I was playing around with spec2 and noticed that it doesn't allow for using local bindings in definitions
ie. this worked in spec.alpha:
(let [max-v 10]
(s/def ::foo (s/int-in 1 (inc max-v)))
(s/valid? ::foo 20))
but not in spec2, where it would throw an error "Unable to resolve symbol max-v"
Is this a deliberate design decision or was it ever officially supported in spec.alpha in the first place?
@qythium Spec 2 draws a much sharper line between symbolic specs and spec objects. Spec 2 has new facilities for creating specs programmatically that allow you to create such a spec, but in a different way.

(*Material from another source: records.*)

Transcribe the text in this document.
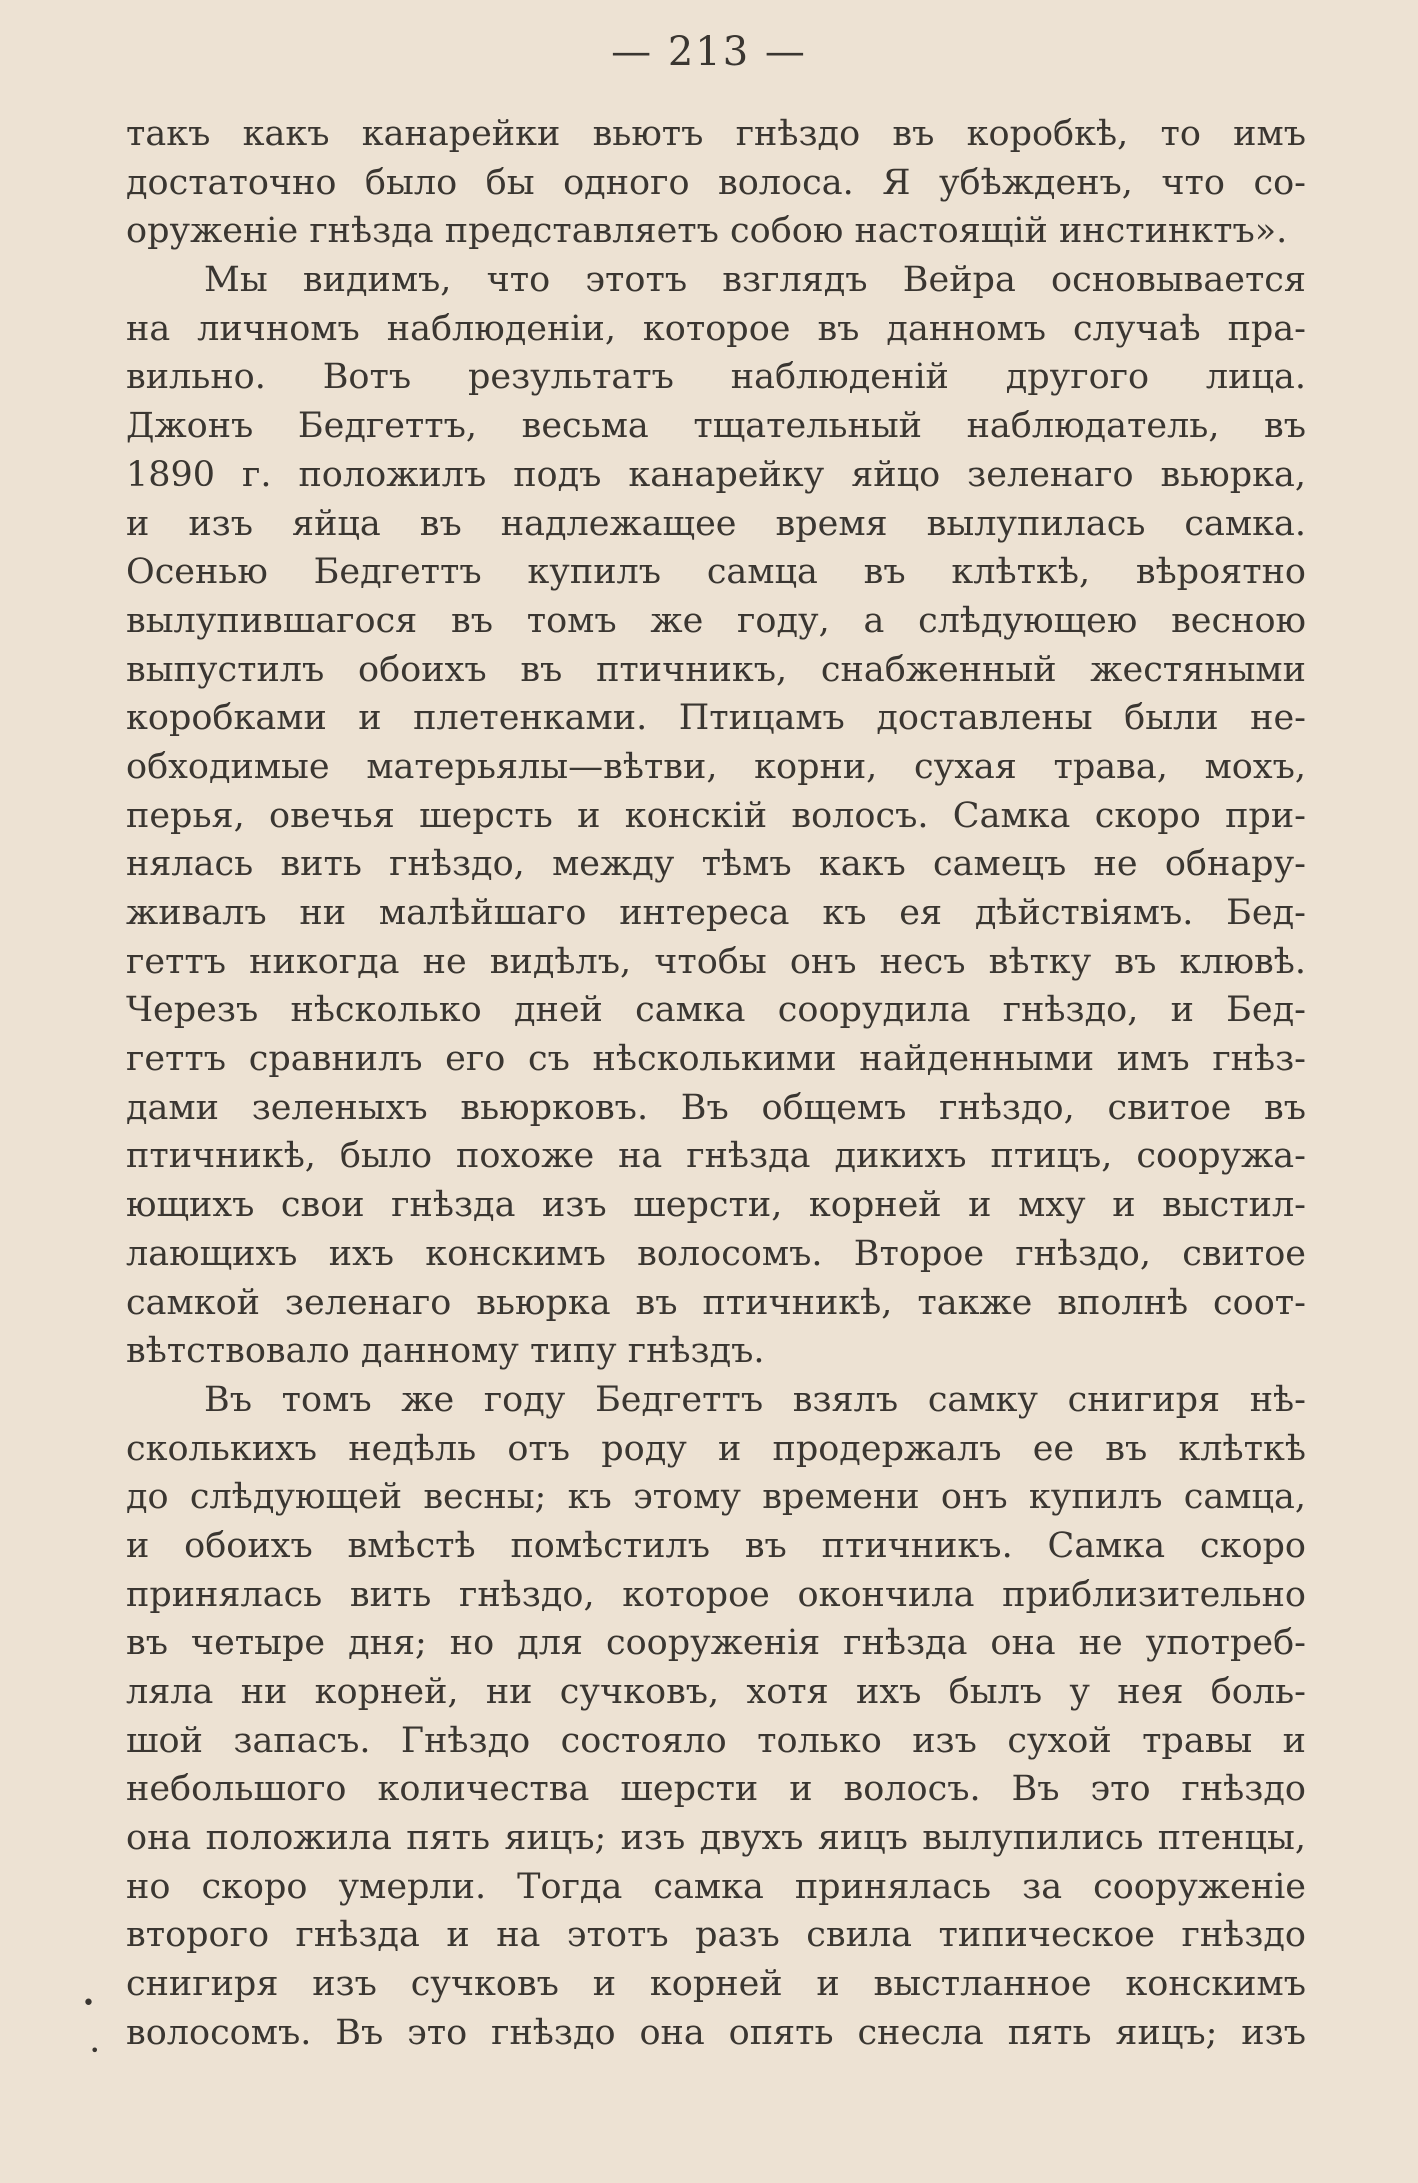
— 213 —
такъ какъ канарейки вьютъ гнѣздо въ коробкѣ, то имъ
достаточно было бы одного волоса. Я убѣжденъ, что со-
оруженіе гнѣзда представляетъ собою настоящій инстинктъ».
Мы видимъ, что этотъ взглядъ Вейра основывается
на личномъ наблюденіи, которое въ данномъ случаѣ пра-
вильно. Вотъ результатъ наблюденій другого лица.
Джонъ Бедгеттъ, весьма тщательный наблюдатель, въ
1890 г. положилъ подъ канарейку яйцо зеленаго вьюрка,
и изъ яйца въ надлежащее время вылупилась самка.
Осенью Бедгеттъ купилъ самца въ клѣткѣ, вѣроятно
вылупившагося въ томъ же году, а слѣдующею весною
выпустилъ обоихъ въ птичникъ, снабженный жестяными
коробками и плетенками. Птицамъ доставлены были не-
обходимые матерьялы—вѣтви, корни, сухая трава, мохъ,
перья, овечья шерсть и конскій волосъ. Самка скоро при-
нялась вить гнѣздо, между тѣмъ какъ самецъ не обнару-
живалъ ни малѣйшаго интереса къ ея дѣйствіямъ. Бед-
геттъ никогда не видѣлъ, чтобы онъ несъ вѣтку въ клювѣ.
Черезъ нѣсколько дней самка соорудила гнѣздо, и Бед-
геттъ сравнилъ его съ нѣсколькими найденными имъ гнѣз-
дами зеленыхъ вьюрковъ. Въ общемъ гнѣздо, свитое въ
птичникѣ, было похоже на гнѣзда дикихъ птицъ, сооружа-
ющихъ свои гнѣзда изъ шерсти, корней и мху и выстил-
лающихъ ихъ конскимъ волосомъ. Второе гнѣздо, свитое
самкой зеленаго вьюрка въ птичникѣ, также вполнѣ соот-
вѣтствовало данному типу гнѣздъ.
Въ томъ же году Бедгеттъ взялъ самку снигиря нѣ-
сколькихъ недѣль отъ роду и продержалъ ее въ клѣткѣ
до слѣдующей весны; къ этому времени онъ купилъ самца,
и обоихъ вмѣстѣ помѣстилъ въ птичникъ. Самка скоро
принялась вить гнѣздо, которое окончила приблизительно
въ четыре дня; но для сооруженія гнѣзда она не употреб-
ляла ни корней, ни сучковъ, хотя ихъ былъ у нея боль-
шой запасъ. Гнѣздо состояло только изъ сухой травы и
небольшого количества шерсти и волосъ. Въ это гнѣздо
она положила пять яицъ; изъ двухъ яицъ вылупились птенцы,
но скоро умерли. Тогда самка принялась за сооруженіе
второго гнѣзда и на этотъ разъ свила типическое гнѣздо
снигиря изъ сучковъ и корней и выстланное конскимъ
волосомъ. Въ это гнѣздо она опять снесла пять яицъ; изъ
•
•
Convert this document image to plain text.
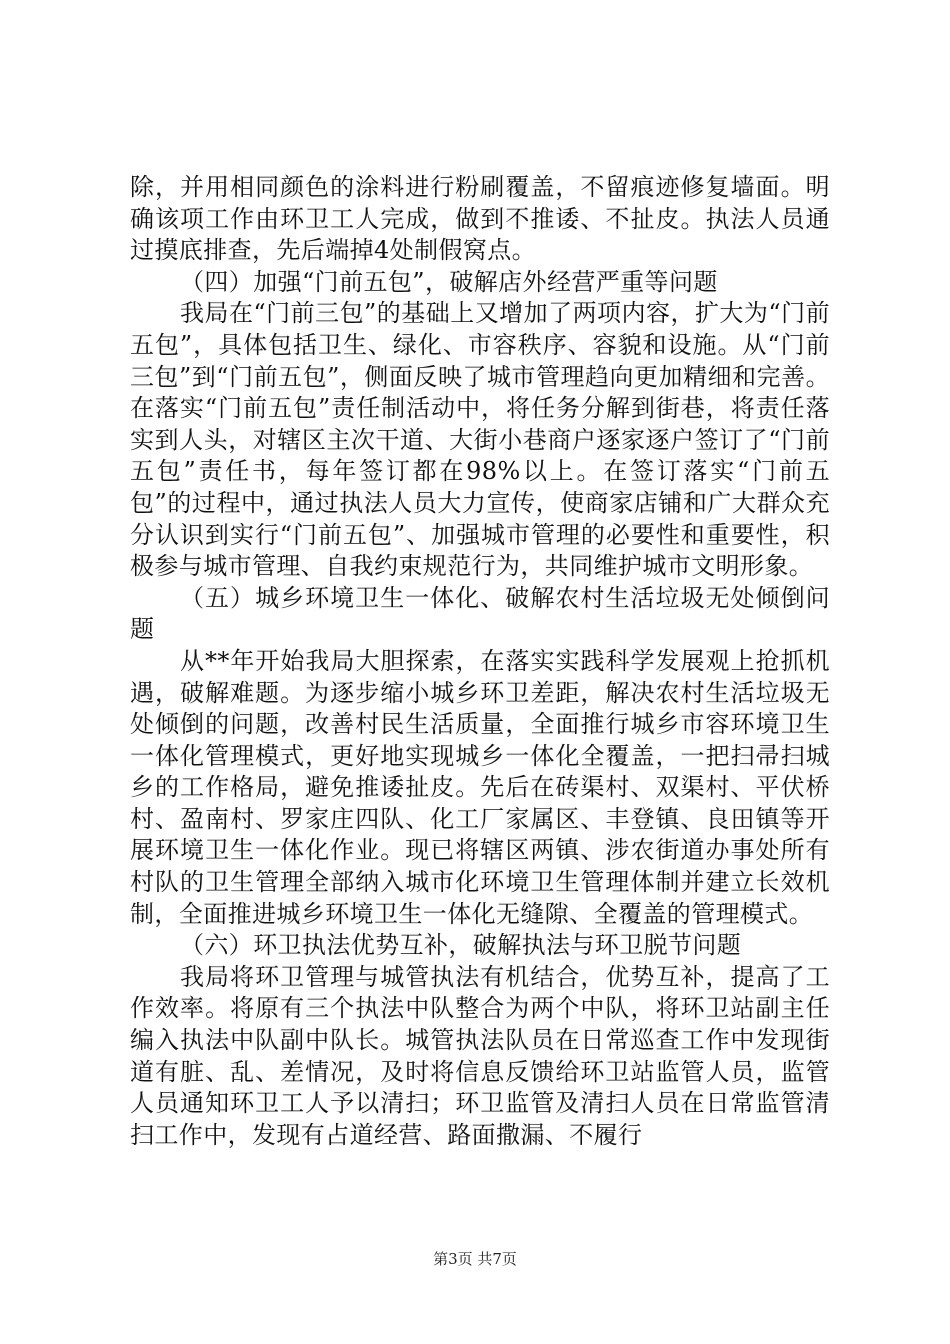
除，并用相同颜色的涂料进行粉刷覆盖，不留痕迹修复墙面。明确该项工作由环卫工人完成，做到不推诿、不扯皮。执法人员通过摸底排查，先后端掉4处制假窝点。

（四）加强“门前五包”，破解店外经营严重等问题

我局在“门前三包”的基础上又增加了两项内容，扩大为“门前五包”，具体包括卫生、绿化、市容秩序、容貌和设施。从“门前三包”到“门前五包”，侧面反映了城市管理趋向更加精细和完善。在落实“门前五包”责任制活动中，将任务分解到街巷，将责任落实到人头，对辖区主次干道、大街小巷商户逐家逐户签订了“门前五包”责任书，每年签订都在98%以上。在签订落实“门前五包”的过程中，通过执法人员大力宣传，使商家店铺和广大群众充分认识到实行“门前五包”、加强城市管理的必要性和重要性，积极参与城市管理、自我约束规范行为，共同维护城市文明形象。

（五）城乡环境卫生一体化、破解农村生活垃圾无处倾倒问题

从**年开始我局大胆探索，在落实实践科学发展观上抢抓机遇，破解难题。为逐步缩小城乡环卫差距，解决农村生活垃圾无处倾倒的问题，改善村民生活质量，全面推行城乡市容环境卫生一体化管理模式，更好地实现城乡一体化全覆盖，一把扫帚扫城乡的工作格局，避免推诿扯皮。先后在砖渠村、双渠村、平伏桥村、盈南村、罗家庄四队、化工厂家属区、丰登镇、良田镇等开展环境卫生一体化作业。现已将辖区两镇、涉农街道办事处所有村队的卫生管理全部纳入城市化环境卫生管理体制并建立长效机制，全面推进城乡环境卫生一体化无缝隙、全覆盖的管理模式。

（六）环卫执法优势互补，破解执法与环卫脱节问题

我局将环卫管理与城管执法有机结合，优势互补，提高了工作效率。将原有三个执法中队整合为两个中队，将环卫站副主任编入执法中队副中队长。城管执法队员在日常巡查工作中发现街道有脏、乱、差情况，及时将信息反馈给环卫站监管人员，监管人员通知环卫工人予以清扫；环卫监管及清扫人员在日常监管清扫工作中，发现有占道经营、路面撒漏、不履行

第3页 共7页
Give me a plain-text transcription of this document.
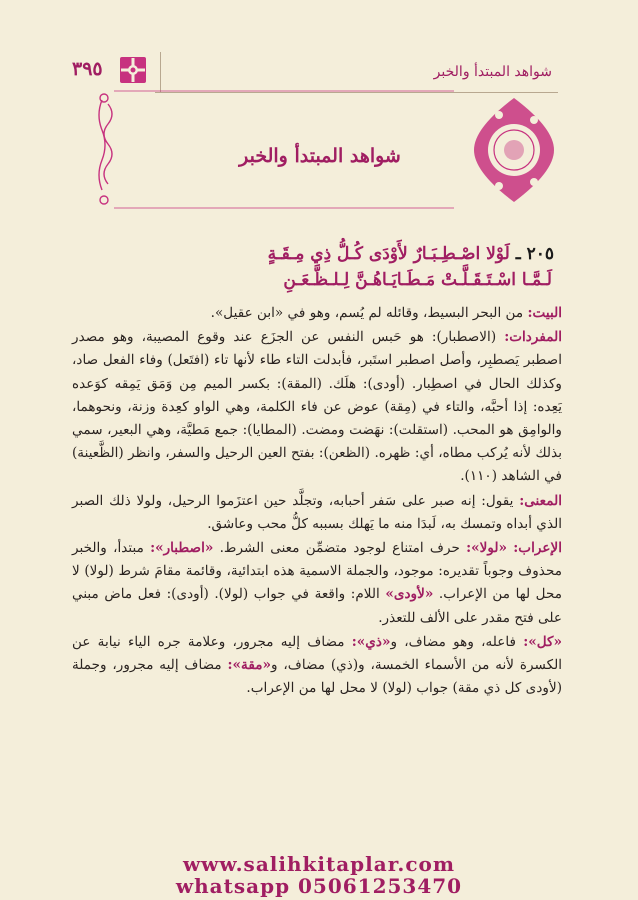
٣٩٥	شواهد المبتدأ والخبر
شواهد المبتدأ والخبر
٢٠٥ ـ لَوْلا اصْـطِـبَـارٌ لأَوْدَى كُـلُّ ذِي مِـقَـةٍ
لَـمَّـا اسْـتَـقَـلَّـتْ مَـطَـايَـاهُـنَّ لِـلـظَّـعَـنِ

البيت: من البحر البسيط، وقائله لم يُسم، وهو في «ابن عقيل».

المفردات: (الاصطبار): هو حَبس النفس عن الجزَع عند وقوع المصيبة، وهو مصدر اصطبر يَصطبِر، وأصل اصطبر استَبر، فأبدلت التاء طاء لأنها تاء (افتَعل) وفاء الفعل صاد، وكذلك الحال في اصطِبار. (أودى): هلَك. (المقة): بكسر الميم مِن وَمَق يَمِقه كوَعده يَعِده: إذا أحبَّه، والتاء في (مِقة) عوض عن فاء الكلمة، وهي الواو كعِدة وزنة، ونحوهما، والوامِق هو المحب. (استقلت): نهَضت ومضت. (المطايا): جمع مَطيَّة، وهي البعير، سمي بذلك لأنه يُركب مطاه، أي: ظهره. (الظعن): بفتح العين الرحيل والسفر، وانظر (الظَّعينة) في الشاهد (١١٠).

المعنى: يقول: إنه صبر على سَفر أحبابه، وتجلَّد حين اعتزَموا الرحيل، ولولا ذلك الصبر الذي أبداه وتمسك به، لَبدَا منه ما يَهلك بسببه كلُّ محب وعاشق.

الإعراب: «لولا»: حرف امتناع لوجود متضمِّن معنى الشرط. «اصطبار»: مبتدأ، والخبر محذوف وجوباً تقديره: موجود، والجملة الاسمية هذه ابتدائية، وقائمة مقامَ شرط (لولا) لا محل لها من الإعراب. «لأودى» اللام: واقعة في جواب (لولا). (أودى): فعل ماض مبني على فتح مقدر على الألف للتعذر.

«كل»: فاعله، وهو مضاف، و«ذي»: مضاف إليه مجرور، وعلامة جره الياء نيابة عن الكسرة لأنه من الأسماء الخمسة، و(ذي) مضاف، و«مقة»: مضاف إليه مجرور، وجملة (لأودى كل ذي مقة) جواب (لولا) لا محل لها من الإعراب.

www.salihkitaplar.com
whatsapp 05061253470
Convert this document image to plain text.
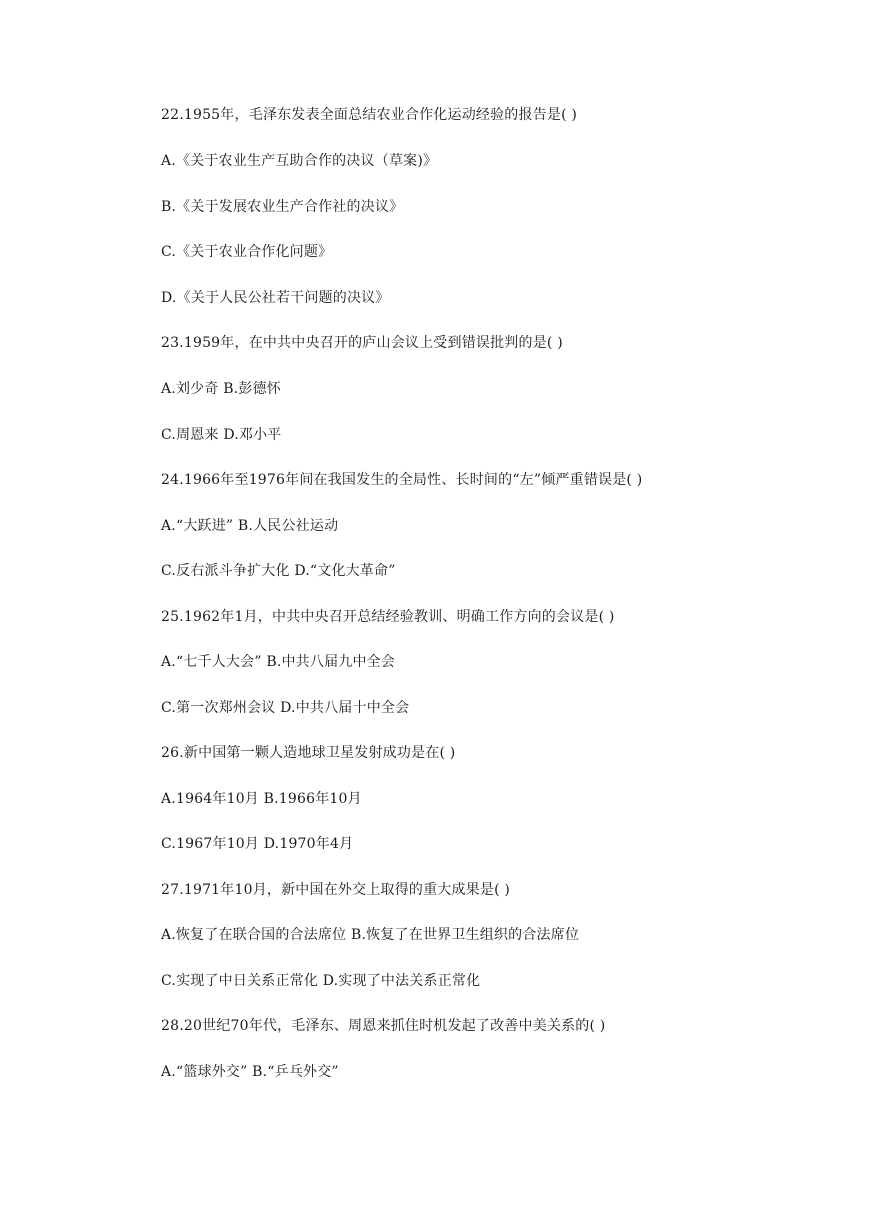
22.1955年，毛泽东发表全面总结农业合作化运动经验的报告是( )

A.《关于农业生产互助合作的决议（草案)》

B.《关于发展农业生产合作社的决议》

C.《关于农业合作化问题》

D.《关于人民公社若干问题的决议》

23.1959年，在中共中央召开的庐山会议上受到错误批判的是( )

A.刘少奇 B.彭德怀

C.周恩来 D.邓小平

24.1966年至1976年间在我国发生的全局性、长时间的“左”倾严重错误是( )

A.“大跃进” B.人民公社运动

C.反右派斗争扩大化 D.“文化大革命”

25.1962年1月，中共中央召开总结经验教训、明确工作方向的会议是( )

A.“七千人大会” B.中共八届九中全会

C.第一次郑州会议 D.中共八届十中全会

26.新中国第一颗人造地球卫星发射成功是在( )

A.1964年10月 B.1966年10月

C.1967年10月 D.1970年4月

27.1971年10月，新中国在外交上取得的重大成果是( )

A.恢复了在联合国的合法席位 B.恢复了在世界卫生组织的合法席位

C.实现了中日关系正常化 D.实现了中法关系正常化

28.20世纪70年代，毛泽东、周恩来抓住时机发起了改善中美关系的( )

A.“篮球外交” B.“乒乓外交”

You can read about the design decisions here https://github.com/clojure/spec-alpha2/wiki/Differences-from-spec.alpha @qythium
hmm.. that's slowly starting to make sense
So I would do this instead?
(let [max-v 10]
(s2/register ::foo
(s2/resolve-spec `(s2/int-in 1 (inc ~max-v))))
(s2/valid? ::foo 20))
Yup, that should work.
aha, so it's roughly like (s2/def kwd expr)
is macro sugar for (s2/register kwd (s2/resolve-spec
expr))`
Yes, if you look at the source https://github.com/clojure/spec-alpha2/blob/master/src/main/clojure/clojure/alpha/spec.clj you'll see def
calls register
and several macros use resolve-spec
to produce spec objects from symbolic forms.
I don't have any code handy but defop
is also handy for building new spec predicates.
That actually makes a lot more sense than the nested macros in the original Spec 🙂
which I recall macroexpanding to trace the logic and eventually just treated as magic
thanks!
If I have written a s/fdef
for a function, is there an easy way to generate property tests for that function (as part of a test suite), without having to manually (re)write all the generators?
Thanks @cjsauer - I am aware of test.check, but as I understand it, I will have to write my own generators again, rather than using fdef’s :args to check the function
Thanks @kenny - this looks like what I was imagining. Why do some not recommend it?
I think the argument is that they should run at a different time than regular unit tests because they are different. I don't have a problem with that -- run them in whatever way fits your company's workflow. These sort of tests are invaluable though. You should certainly run them before deployment. Having one test runner (https://github.com/lambdaisland/kaocha for us) is quite nice. We have a large codebase with thousands of tests. Running gen tests with our unit tests has not caused us any substantial pain. They typically take 1s or less to run. The more complex functions with custom gens can take longer. The results of a gen test do not fit well into the expected/actual framework clojure.test uses though. That is certainly another downside.
@ben606 re: generating args. I use the following code to generate args from an fdef:
(defn arg-gen
"Creates an argument generator for a given function symbol"
[sym]
(-> sym s/get-spec :args s/gen))
Like stest/check
but as part of my tests
Have you looked at https://clojure.github.io/spec.alpha/clojure.spec.test.alpha-api.html#clojure.spec.test.alpha/check-fn?
I saw this, but my understanding is that is runs the tests (like test.check/quick-check
) rather than creating a test (`deftest`). Have I misunderstood?
@ben606 maybe you’re looking for something like defspec
https://github.com/clojure/test.check/blob/master/doc/intro.md#clojuretest-integration
Although some don't recommend it, we do run spec's "check" in deftests using an "internal" (but public) library: https://github.com/Provisdom/test/blob/a61266ab281580af88fd394e9896cb85332cc5d7/src/provisdom/test/core.clj#L330 This will let you write something like this
(deftest my-fn-gen-test
(is (spec-check `user/my-fn)))
which will run & report st/check errors.